We raden daarom aan om meer focus te leggen op de gebruikte algoritmen op de juiste configuratie van recursieve resolvers en autoritatieve nameservers (zie ook de DNS Flag Days) en het ondersteunen van DNS-extensies zoals DNS-cookies, die het misbruik van DNSSEC in DDOS aanvallen kunnen beperken. Bij SIDN belonen we .nl-registrars bijvoorbeeld alleen nog maar voor .nl-domeinnamen die met moderne en veilige algoritmen gesigneerd zijn.

Aanbeveling 3: Houd rekening met de toekomst

De ontwikkelingen rond het DNS staan niet stil. Zo is het mogelijk dat in toekomst DNSSEC-algoritmen niet meer veilig genoeg zijn. Kwantumcomputers zouden deze algoritmen bijvoorbeeld efficiënt kunnen kraken. Voordat er grootschalige kwantumcomputers zijn moeten wetenschappers nog veel problemen oplossen, maar desondanks vinden we het belangrijk om nu al te onderzoeken hoe flexibel en toekomstbestendig DNSSEC is.

We raden daarom aan om ook te meten hoeveel domeinnamen al eerder een algoritme hebben vervangen. Deze domeinnamen kunnen in toekomst waarschijnlijk sneller op een ander algoritme overstappen, bijvoorbeeld die niet door kwantumcomputers te breken zijn.

Het is ook belangrijk om ervoor te zorgen dat het DNS om kan gaan met grote DNS-berichten. Veel van de kwantumveilige algoritmen die op dit moment geëvalueerd worden hebben zeer grote sleutels en/of handtekeningen. We bevelen daarom aan om continu in de kaart te brengen hoe betrouwbaar grote DNS-berichten verstuurd kunnen worden. TCP, maar ook nieuwere transportprotocollen als QUIC kunnen hierbij een belangrijke rol spelen.

DNSSEC-metingen: moeilijker dan je zou denken

Helaas is het meten van deze eigenschappen niet zo makkelijk als je zou denken. DNSSEC wordt namelijk aan ‘2 kanten’ van het DNS gebruikt: bij de domeinnaam en bij de recursieve resolvers die domeinnamen opzoeken.

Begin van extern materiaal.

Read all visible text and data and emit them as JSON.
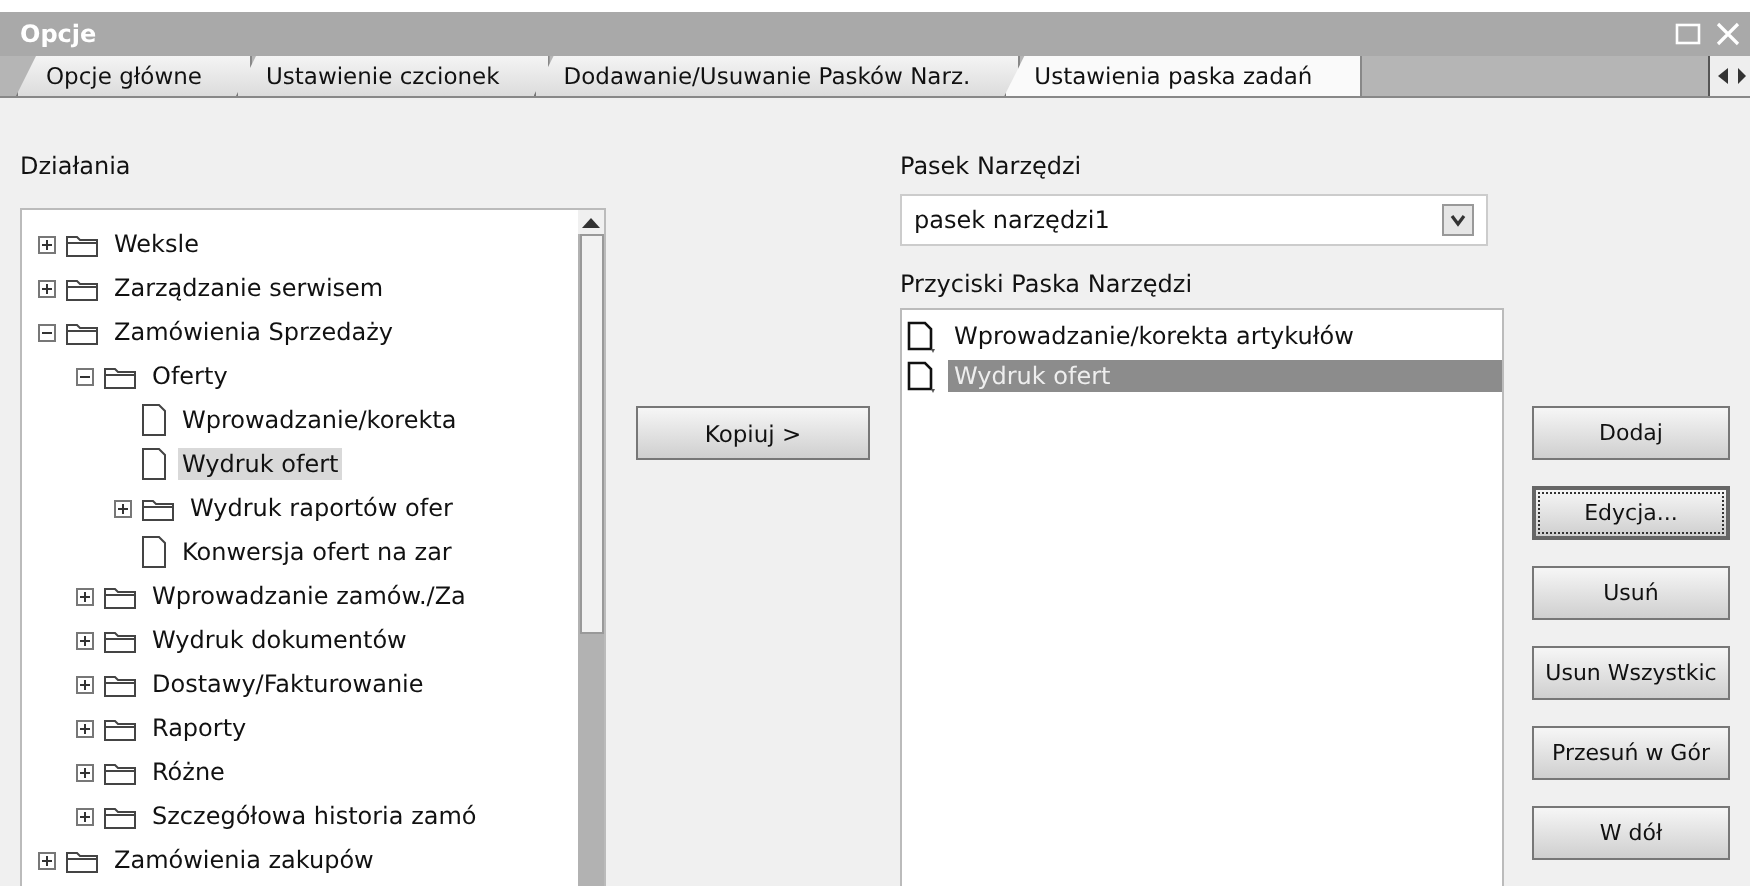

De meest voor de hand liggende en meest gebruikelijke meting is dan ook te toetsen of een domeinnaam met DNSSEC is ondertekend en of een recursieve resolver deze handtekeningen ook valideert.

Een probleem is dat niet alle domeinnamen voor iedereen bekend zijn. Zo is de rootzone publiek beschikbaar, maar niet alle zones van topleveldomeinnamen en sowieso niet de zones van domeinnamen lager in de DNS-hiërarchie. Onderzoekers die willen meten voor hoeveel domeinnamen DNSSEC is uitgerold, moeten de beheerders van de domeinnamen daarom vragen of ze toegang tot hun zones kunnen krijgen. Anders is het voor hen niet mogelijk om een compleet beeld van de mate van de DNSSEC-deployment te krijgen.

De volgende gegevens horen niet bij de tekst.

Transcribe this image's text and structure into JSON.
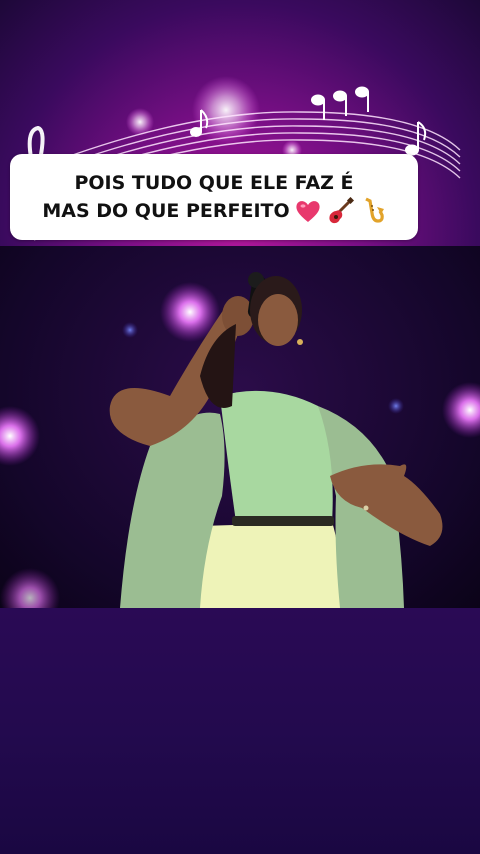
{
  "caption": {
    "line1": "POIS TUDO QUE ELE FAZ É",
    "line2": "MAS DO QUE PERFEITO"
  },
  "icons": [
    "heart-icon",
    "guitar-icon",
    "saxophone-icon",
    "music-notes-icon",
    "treble-clef-icon",
    "microphone-icon"
  ],
  "colors": {
    "background_top": "#7a0f86",
    "background_bottom": "#230a4e",
    "caption_background": "#ffffff",
    "caption_text": "#111111",
    "heart": "#e8386d",
    "stage_light": "#e05cff"
  }
}
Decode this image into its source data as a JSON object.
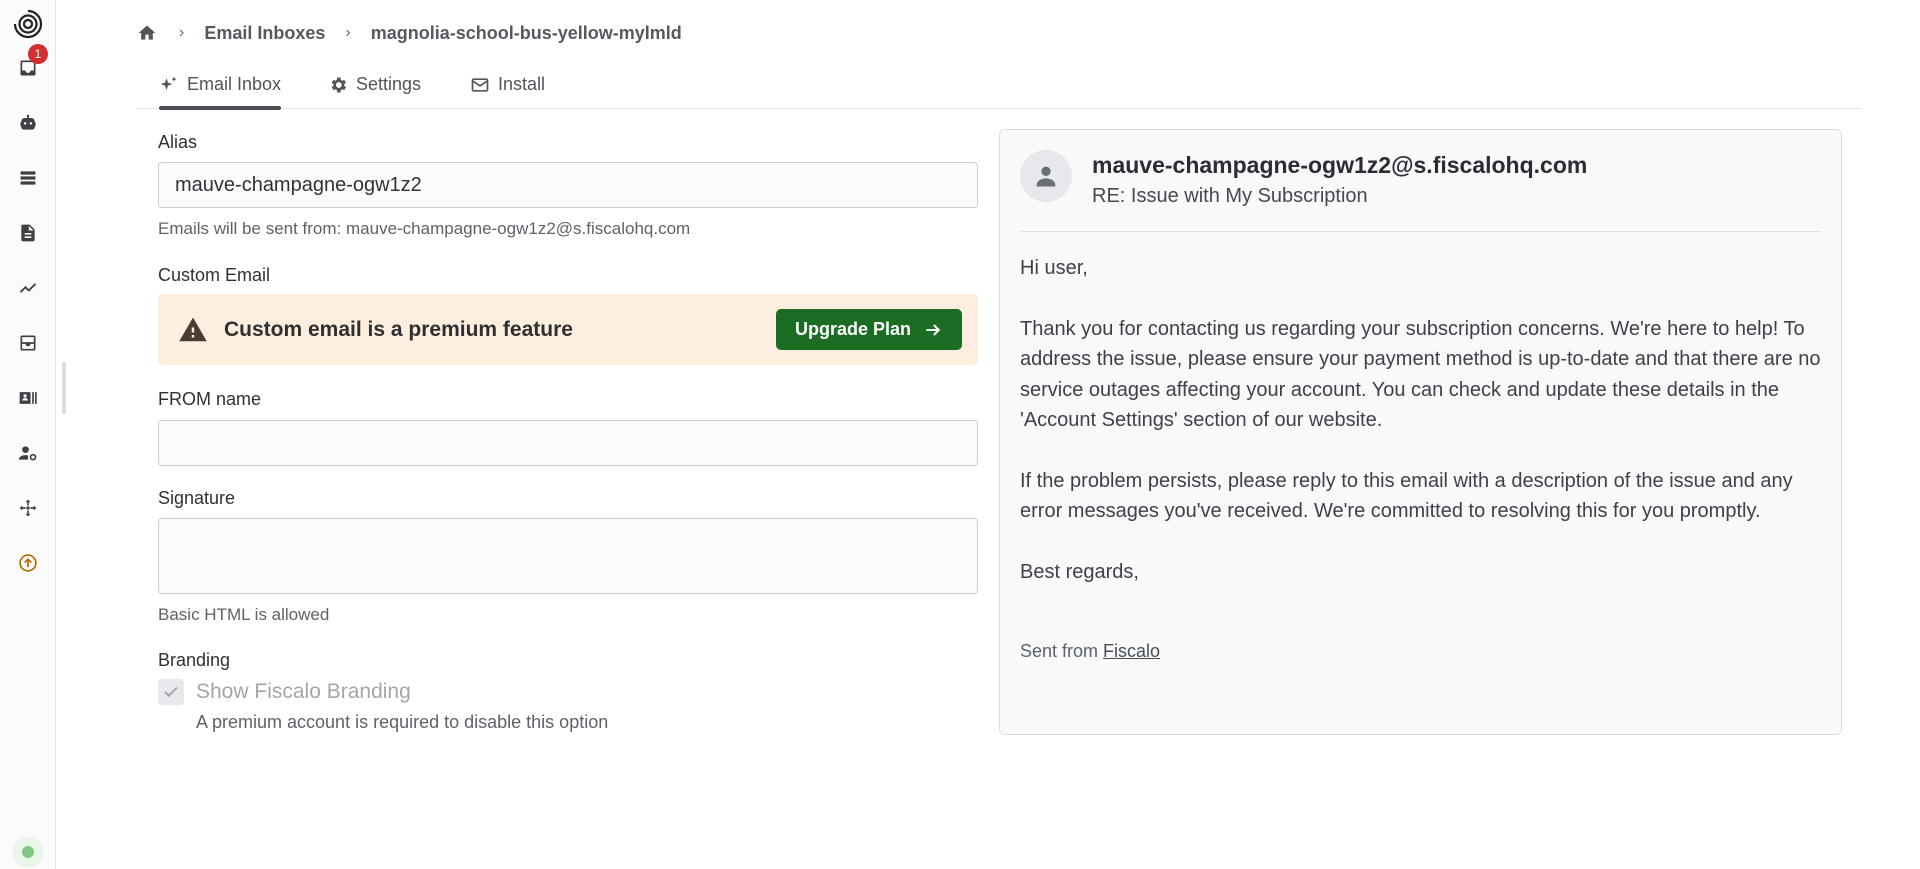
{
  "sidebar": {
    "notification_count": "1",
    "items": [
      {
        "icon": "inbox-icon"
      },
      {
        "icon": "robot-icon"
      },
      {
        "icon": "list-icon"
      },
      {
        "icon": "document-icon"
      },
      {
        "icon": "chart-line-icon"
      },
      {
        "icon": "tray-icon"
      },
      {
        "icon": "contact-card-icon"
      },
      {
        "icon": "user-settings-icon"
      },
      {
        "icon": "move-icon"
      },
      {
        "icon": "upgrade-icon"
      }
    ],
    "accent_color": "#d32f2f"
  },
  "breadcrumb": {
    "items": [
      "Email Inboxes",
      "magnolia-school-bus-yellow-mylmld"
    ]
  },
  "tabs": [
    {
      "label": "Email Inbox",
      "icon": "sparkle-icon",
      "active": true
    },
    {
      "label": "Settings",
      "icon": "gear-icon",
      "active": false
    },
    {
      "label": "Install",
      "icon": "mail-icon",
      "active": false
    }
  ],
  "form": {
    "alias_label": "Alias",
    "alias_value": "mauve-champagne-ogw1z2",
    "alias_help": "Emails will be sent from: mauve-champagne-ogw1z2@s.fiscalohq.com",
    "custom_email_label": "Custom Email",
    "premium_text": "Custom email is a premium feature",
    "upgrade_label": "Upgrade Plan",
    "from_name_label": "FROM name",
    "from_name_value": "",
    "signature_label": "Signature",
    "signature_value": "",
    "signature_help": "Basic HTML is allowed",
    "branding_label": "Branding",
    "branding_checkbox_label": "Show Fiscalo Branding",
    "branding_checked": true,
    "branding_help": "A premium account is required to disable this option",
    "upgrade_color": "#1b6d23",
    "premium_bg": "#fdeee0"
  },
  "preview": {
    "from": "mauve-champagne-ogw1z2@s.fiscalohq.com",
    "subject": "RE: Issue with My Subscription",
    "greeting": "Hi user,",
    "paragraph1": "Thank you for contacting us regarding your subscription concerns. We're here to help! To address the issue, please ensure your payment method is up-to-date and that there are no service outages affecting your account. You can check and update these details in the 'Account Settings' section of our website.",
    "paragraph2": "If the problem persists, please reply to this email with a description of the issue and any error messages you've received. We're committed to resolving this for you promptly.",
    "closing": "Best regards,",
    "sent_from_prefix": "Sent from",
    "sent_from_link": "Fiscalo"
  }
}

Het meten van DNSSEC-validatie bij resolvers kent nog grotere uitdagingen. Veel resolvers zijn om veiligheidsredenen alleen bereikbaar vanuit bepaalde netwerken, zoals die van een internetserviceprovider of een bedrijfsnetwerk. Als onderzoekers geen meetpunt binnen een van de toegestane netwerken hebben, kunnen ze lastig bepalen of een resolver daadwerkelijk valideert of niet. Het meten van DNSSEC-validatie werkt namelijk het meest nauwkeurig met hulp van actieve DNS-queries, waarbij een machine via resolver probeert een DNSSEC-domeinnaam te resolven.

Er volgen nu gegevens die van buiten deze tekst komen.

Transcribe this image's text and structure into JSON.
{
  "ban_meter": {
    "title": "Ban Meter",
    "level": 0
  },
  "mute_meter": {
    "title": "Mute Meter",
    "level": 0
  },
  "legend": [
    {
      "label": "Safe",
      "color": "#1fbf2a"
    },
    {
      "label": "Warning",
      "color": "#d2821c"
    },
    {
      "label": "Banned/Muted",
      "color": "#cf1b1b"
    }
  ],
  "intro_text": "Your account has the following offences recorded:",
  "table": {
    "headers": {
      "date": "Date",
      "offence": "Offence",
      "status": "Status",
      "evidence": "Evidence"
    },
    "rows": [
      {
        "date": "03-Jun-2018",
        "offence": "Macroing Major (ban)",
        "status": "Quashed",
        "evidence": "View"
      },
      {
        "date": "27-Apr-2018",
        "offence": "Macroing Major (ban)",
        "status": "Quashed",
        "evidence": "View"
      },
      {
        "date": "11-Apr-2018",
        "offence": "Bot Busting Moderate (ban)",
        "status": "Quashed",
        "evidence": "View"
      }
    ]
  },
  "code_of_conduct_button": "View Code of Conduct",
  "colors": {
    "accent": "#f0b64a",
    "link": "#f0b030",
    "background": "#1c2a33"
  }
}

Maar zelfs als onderzoekers over zo’n meetpunt beschikken, dan hoeft de meting niet de werkelijkheid te reflecteren. Zo kan een gemeten resolver niet zelf DNSSEC valideren, maar stuurt zijn queries door naar een andere resolver. Die verwerkt dan de aanvraag en voert ook de validatie uit. Voor een onderzoeker is dit verschil ‘van buitenaf’ lastig te meten.

In ons rapport hebben we daarom ook geëvalueerd welke meettechnieken het meest geschikt zijn voor het meten van bepaalden metrieken. De perfecte oplossing bestaat helaas niet. Onderzoekers moeten altijd een balans vinden tussen het aandeel gemeten DNS-componenten, kosten, en reproduceerbaarheid.

Zo biedt het meetplatform RIPE Atlas de mogelijkheid om resolvers op een reproduceerbare manier te meten, maar wel alleen van een beperkt aantal netwerken. Metingen met hulp van online reclames, uitgevoerd onder andere door APNIC, bieden inzichten in een groter aantal resolvers, maar hebben hogere kosten en zijn minder transparant.

Ons werk op het gebied van DNSSEC-metingen

Bij SIDN Labs en NLnet Labs hebben we veel ervaring met DNSSEC-metingen. Zo onderzochten we in het verleden al eens hoe lang het duurt om nieuwe algoritmen in DNSSEC uit te rollen, en welke kwantumveilige algoritmen mogelijk geschikt zijn om de huidige algoritmen in DNSSEC te vervangen.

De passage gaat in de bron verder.